All of which is par for the course: the landlord wants to sell, my flatmate is shacking up with her boyfriend, and I am looking for a bolthole for a few months while I sort out buying myself. Hell, I’d buy this place in a jiffy – if it weren’t just a little beyond my price range.

But come to think of it, would I? Why doesn’t anyone else? What is stopping people from making the offer which would give the landlord peace of mind, and us, the tenants, our privacy back?

At the beginning I was inclined to sabotage the entire project by leaving notes out for any daytime visitors detailing the problems we’ve had in the flat. As it turns out I didn’t need to bother: even without access to this insider information, people just aren’t biting.

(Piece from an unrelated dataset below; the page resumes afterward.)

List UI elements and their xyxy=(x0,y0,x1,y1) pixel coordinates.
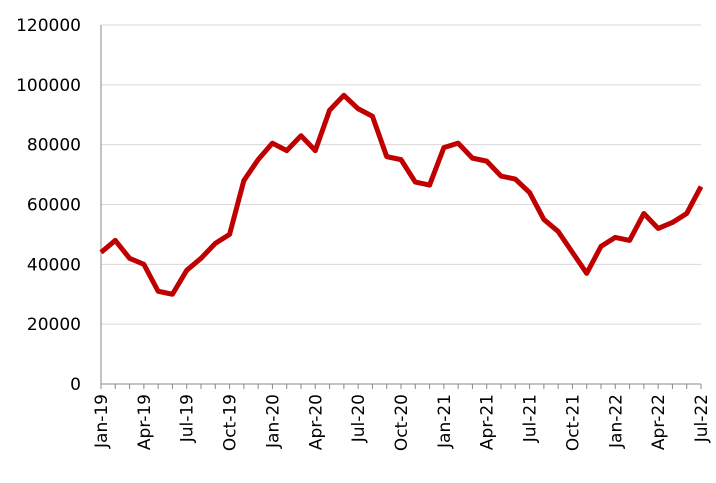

Maybe it is the constant clatter of the JCBs outside as the nearby football stadium is demolished; maybe it’s the fact the flat, which is basically sound, do undeniably need some cosmetic work. Maybe it’s the lack of amenities less than five minutes by foot. Maybe my area of north London is no longer as fashionable as once it was?

Or maybe, just maybe, the place is overpriced? Agents often encourage landlords to make a quick sale, and I know the owners are keen to get hold of the money so they can continue their own project up the road. There has been much talk recently of price rises in London outstripping the rest of the country again, and not just at the top end: maybe it was this which fuelled all the talk of grand riches for the sale of the place?

It may be an indication that the London market isn’t what it was in the summer: It seems there are an awful lot of places on the market at the moment and not as many people looking as there were last month.

Either way, I hope some kind of conclusion is reached relatively soon. I don’t think I can keep things so super-tidy for very much longer, and if I revert to my default setting of ‘utter mess’ then the agents may not even get half of what they’re asking at the moment.